Malachite’s Big Hole
Warm Weather Sleeping:
"Mary, you ask concerning my beds and bedding. I will tell you. We...spread our India rubber cloth on the ground then our blankets, and encamp for the night. We have plenty of Mackenaw blankets, which answer for our bed and bedding... "
"As to our bedding, it was not very soft, for we were not allowed to carry more than one pair of 3-pound blankets."
Written April 18 or 20, 1833 by Charles Larpenteur in Forty Years a Fur Trader. At this time Larpentuer was a young man going on his first trip up to the mountains as a hired hand with the pack train Sublette and Campbell were taking to supply the Rocky Mountain Fur Company at the Rendezvous of 1833.
"The Bed of a mountaineer is an article neither complex in its nature nor difficult in its adjustment.
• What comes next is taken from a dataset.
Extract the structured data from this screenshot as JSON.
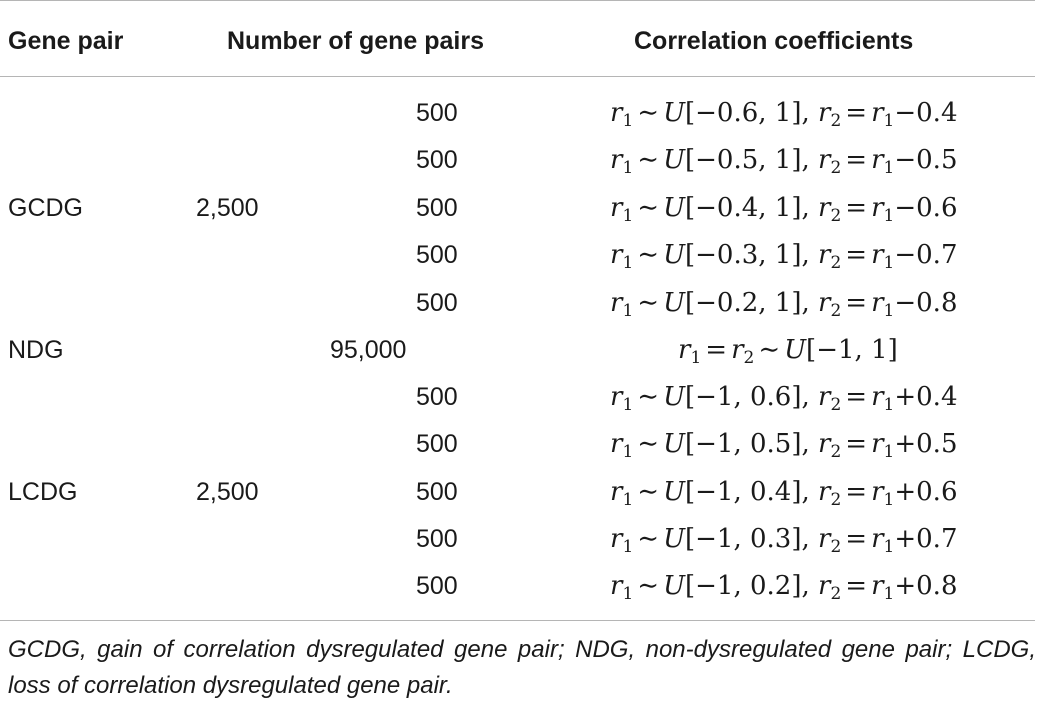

A single buffalo robe folded double and spread upon the ground, with a rock, or knoll, or some like substitute for a pillow, furnishes the sole base-work upon which the sleeper reclines, and, enveloped in an additional blanket or robe, contentedly enjoys his rest."
Written in early September 1841 by Rufus Sage (Rocky Mountain Life) on his first trip to the mountains with a supply train under the command of Lancaster Lupton heading to Fort Platte. Fort Platte was setup in direct opposition to Fort Laramie on the North Platte River.
"I had for bed purposes, the half of a buffalo robe, an old camlet cloak with a large cape, and a blanket. I spread the robe on the ground, wrapped the blanket about my feet and the cloak around me, throwing the cape loosely over my head to break off the moonshine, and a saddle for my pillow. And oh! I always slept most profoundly. We had tents, but it never raining and but little dew, we did not use them."